Question: The amount of water in a tank, in gallons, is modeled by the function $W(t) = 100 + 20t - t^2$ , where $t$ is measured in minutes for $0 \le t \le 10$ . (a) Find $W'(t)$ . What does $W'(t)$ represent in the context of this problem? (b) Find $W'(5)$ . What does this value represent in the context of this problem? (c) At what time $t$ is the water level in the tank increasing most rapidly? Justify your answer. (d) At what time $t$ is the water level in the tank decreasing most rapidly? Justify your answer.

#Scoring Guidelines

(a) (2 points) 1 point for the correct derivative, 1 point for the correct interpretation
(b) (2 points) 1 point for the correct value, 1 point for the correct interpretation
(c) (2 points) 1 point for finding the critical point, 1 point for justification
(d) (3 points) 1 point for finding the critical point, 1 point for justification, 1 point for correct answer

#Solution

(a) $W'(t) = 20 - 2t$ . $W'(t)$ represents the rate of change of the amount of water in the tank in gallons per minute at time $t$ .
(b) $W'(5) = 20 - 2(5) = 10$ . This means that at $t=5$ minutes, the amount of water in the tank is increasing at a rate of 10 gallons per minute.
(c) To find when the water level is increasing most rapidly, we need to find when $W'(t)$ is maximized.
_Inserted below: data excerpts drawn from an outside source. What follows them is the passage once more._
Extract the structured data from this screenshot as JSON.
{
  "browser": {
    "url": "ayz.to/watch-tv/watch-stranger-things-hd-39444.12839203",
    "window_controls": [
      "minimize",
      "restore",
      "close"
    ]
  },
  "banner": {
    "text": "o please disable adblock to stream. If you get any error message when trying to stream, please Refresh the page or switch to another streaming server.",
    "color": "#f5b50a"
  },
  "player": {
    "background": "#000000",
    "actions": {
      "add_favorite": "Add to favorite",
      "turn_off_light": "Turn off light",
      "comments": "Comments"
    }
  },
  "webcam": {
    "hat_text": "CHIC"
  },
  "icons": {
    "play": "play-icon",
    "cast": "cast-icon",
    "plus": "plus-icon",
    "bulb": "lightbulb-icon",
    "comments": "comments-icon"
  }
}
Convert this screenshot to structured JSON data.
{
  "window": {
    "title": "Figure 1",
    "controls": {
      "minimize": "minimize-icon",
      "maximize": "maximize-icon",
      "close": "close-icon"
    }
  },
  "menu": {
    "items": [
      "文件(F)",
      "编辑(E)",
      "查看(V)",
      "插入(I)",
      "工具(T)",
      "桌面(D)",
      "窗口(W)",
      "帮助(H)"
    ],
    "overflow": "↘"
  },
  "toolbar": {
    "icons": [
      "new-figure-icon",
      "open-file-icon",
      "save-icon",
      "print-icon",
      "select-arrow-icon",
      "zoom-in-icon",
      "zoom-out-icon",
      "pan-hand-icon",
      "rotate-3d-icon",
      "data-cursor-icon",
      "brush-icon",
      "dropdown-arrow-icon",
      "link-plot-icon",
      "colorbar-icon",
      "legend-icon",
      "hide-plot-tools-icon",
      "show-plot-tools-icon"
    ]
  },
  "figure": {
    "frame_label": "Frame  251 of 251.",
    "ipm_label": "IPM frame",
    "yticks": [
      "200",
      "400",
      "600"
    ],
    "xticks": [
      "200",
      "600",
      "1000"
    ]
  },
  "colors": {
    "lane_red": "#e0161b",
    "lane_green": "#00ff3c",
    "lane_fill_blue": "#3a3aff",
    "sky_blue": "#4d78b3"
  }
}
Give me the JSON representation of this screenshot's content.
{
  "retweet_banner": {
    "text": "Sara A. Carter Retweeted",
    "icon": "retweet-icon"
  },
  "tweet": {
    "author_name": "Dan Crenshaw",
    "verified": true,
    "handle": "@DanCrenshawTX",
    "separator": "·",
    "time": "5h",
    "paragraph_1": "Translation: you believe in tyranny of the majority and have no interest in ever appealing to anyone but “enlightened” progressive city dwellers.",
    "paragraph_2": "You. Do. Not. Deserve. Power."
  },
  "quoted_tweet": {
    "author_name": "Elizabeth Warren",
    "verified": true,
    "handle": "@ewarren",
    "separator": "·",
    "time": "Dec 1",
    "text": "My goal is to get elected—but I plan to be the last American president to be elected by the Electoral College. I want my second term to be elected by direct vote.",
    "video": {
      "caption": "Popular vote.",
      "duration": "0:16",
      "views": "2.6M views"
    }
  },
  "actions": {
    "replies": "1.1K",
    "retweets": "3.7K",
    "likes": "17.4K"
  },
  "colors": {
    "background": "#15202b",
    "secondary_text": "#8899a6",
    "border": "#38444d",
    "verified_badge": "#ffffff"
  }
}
Since $W'(t)$ is a linear function with a negative slope, it is maximized at the smallest value of $t$ , which is $t=0$ . Thus the water level is increasing most rapidly at $t=0$ .
(d) To find when the water level is decreasing most rapidly, we need to find when $W'(t)$ is minimized. Since $W'(t)$ is a linear function with a negative slope, it is minimized at the largest value of $t$ , which is $t=10$ . However, $W'(10) = 20-2(10)=0$ . The water level is decreasing when $W'(t)<0$ , which is when $20-2t<0$ or $t>10$ . However, since the domain is $0 \le t \le 10$ , we need to check the endpoints. At $t=10$ , the rate of change is zero. Therefore, the water level is decreasing most rapidly at $t=10$ .

#Final Exam Focus 🎯

High-Priority Topics: * Interpreting derivatives in context (especially non-motion). * Understanding units of derivatives. * Applying derivatives to solve real-world problems.
Common Question Types: * Multiple-choice questions asking for the interpretation of a derivative. * Free-response questions involving finding and interpreting derivatives in applied contexts.
Last-Minute Tips: * Time Management: Don't spend too much time on one question. If you're stuck, move on and come back later. * Common Pitfalls: Forgetting units, not showing work, and misinterpreting the question are common mistakes. Double-check your work! * Strategies: Read the question carefully, identify what the function represents, and then think about what the derivative means in that context.